Автор книги: Элла Фонякова
Жанры:
Современная проза
,сообщить о нарушении
Текущая страница: 3 (всего у книги 11 страниц)
Ведущие предметы
Я снова хожу в школу. Но уже в другую – вернее, в другое бомбоубежище.
Вставать приходится рано – в семь часов утра. Каждый день просыпаюсь с одной и той же мыслью: даст мне сегодня мама с собой в школу что-нибудь на завтрак или нет? Еще лежа в кровати, вижу, как она открывает буфет, достает розовую сумочку с энзе и долго-долго чего-то там такое перебирает, шуршит, выкраивает… Если признаться, в мамино отсутствие я не раз устраивала ревизии и наизусть знаю содержимое заветной сумочки – выкраивать уже, в сущности, не из чего.

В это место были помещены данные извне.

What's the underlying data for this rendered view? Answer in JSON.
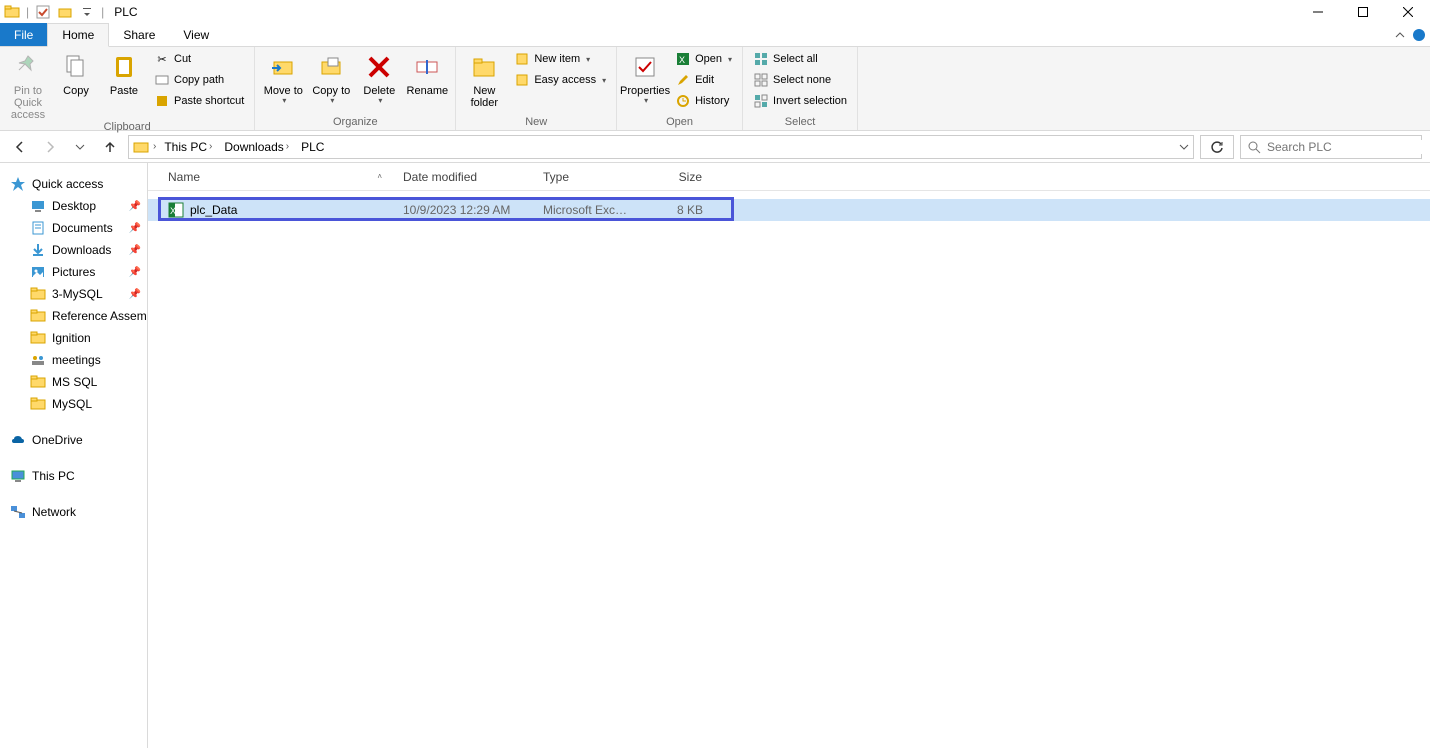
{
  "titlebar": {
    "app_title": "PLC"
  },
  "tabs": {
    "file": "File",
    "home": "Home",
    "share": "Share",
    "view": "View"
  },
  "ribbon": {
    "clipboard": {
      "title": "Clipboard",
      "pin": "Pin to Quick access",
      "copy": "Copy",
      "paste": "Paste",
      "cut": "Cut",
      "copy_path": "Copy path",
      "paste_shortcut": "Paste shortcut"
    },
    "organize": {
      "title": "Organize",
      "move_to": "Move to",
      "copy_to": "Copy to",
      "delete": "Delete",
      "rename": "Rename"
    },
    "new": {
      "title": "New",
      "new_folder": "New folder",
      "new_item": "New item",
      "easy_access": "Easy access"
    },
    "open": {
      "title": "Open",
      "properties": "Properties",
      "open": "Open",
      "edit": "Edit",
      "history": "History"
    },
    "select": {
      "title": "Select",
      "select_all": "Select all",
      "select_none": "Select none",
      "invert": "Invert selection"
    }
  },
  "breadcrumb": {
    "parts": [
      "This PC",
      "Downloads",
      "PLC"
    ]
  },
  "search": {
    "placeholder": "Search PLC"
  },
  "sidebar": {
    "quick_access": "Quick access",
    "items": [
      {
        "label": "Desktop",
        "pinned": true
      },
      {
        "label": "Documents",
        "pinned": true
      },
      {
        "label": "Downloads",
        "pinned": true
      },
      {
        "label": "Pictures",
        "pinned": true
      },
      {
        "label": "3-MySQL",
        "pinned": true
      },
      {
        "label": "Reference Assem",
        "pinned": true
      },
      {
        "label": "Ignition",
        "pinned": false
      },
      {
        "label": "meetings",
        "pinned": false
      },
      {
        "label": "MS SQL",
        "pinned": false
      },
      {
        "label": "MySQL",
        "pinned": false
      }
    ],
    "onedrive": "OneDrive",
    "this_pc": "This PC",
    "network": "Network"
  },
  "columns": {
    "name": "Name",
    "date": "Date modified",
    "type": "Type",
    "size": "Size"
  },
  "rows": [
    {
      "name": "plc_Data",
      "date": "10/9/2023 12:29 AM",
      "type": "Microsoft Excel W...",
      "size": "8 KB"
    }
  ]
}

– Вот, положишь себе в портфель, – наконец произносит мама и кладет на стол сверточек величиной со спичечный коробок. Что в нем? Впрочем, для меня это не секрет: краюшечка сдобной булки – такой сладкий-сладкий, вкусный-вкусный сухарик, и долька шоколада размером с почтовую марку.
– Съешь после третьего урока, – строго наказывает мне мама. – Слышишь? После третьего! Обещай мне.
Ну, конечно, после третьего! Делаю предельно честное лицо. А сама, торопливо заплетая косички, жду не дождусь, когда смогу выскочить на улицу и тут же, не добежав до угла, засунуть за щеку кусочек вожделенного лакомства!..
В школе сыро, холодно, темно, тесно, но шумно и весело. На переменке мальчишки пускают бумажных «мессершмиттов» и сами же расстреливают их из рогаток.
– Кх-кх-кх! Кх-кх-кх!
Это действует «зенитная батарея», которая расположилась в самом углу нашего класса-подвала. Зенитчики бьют без промаха.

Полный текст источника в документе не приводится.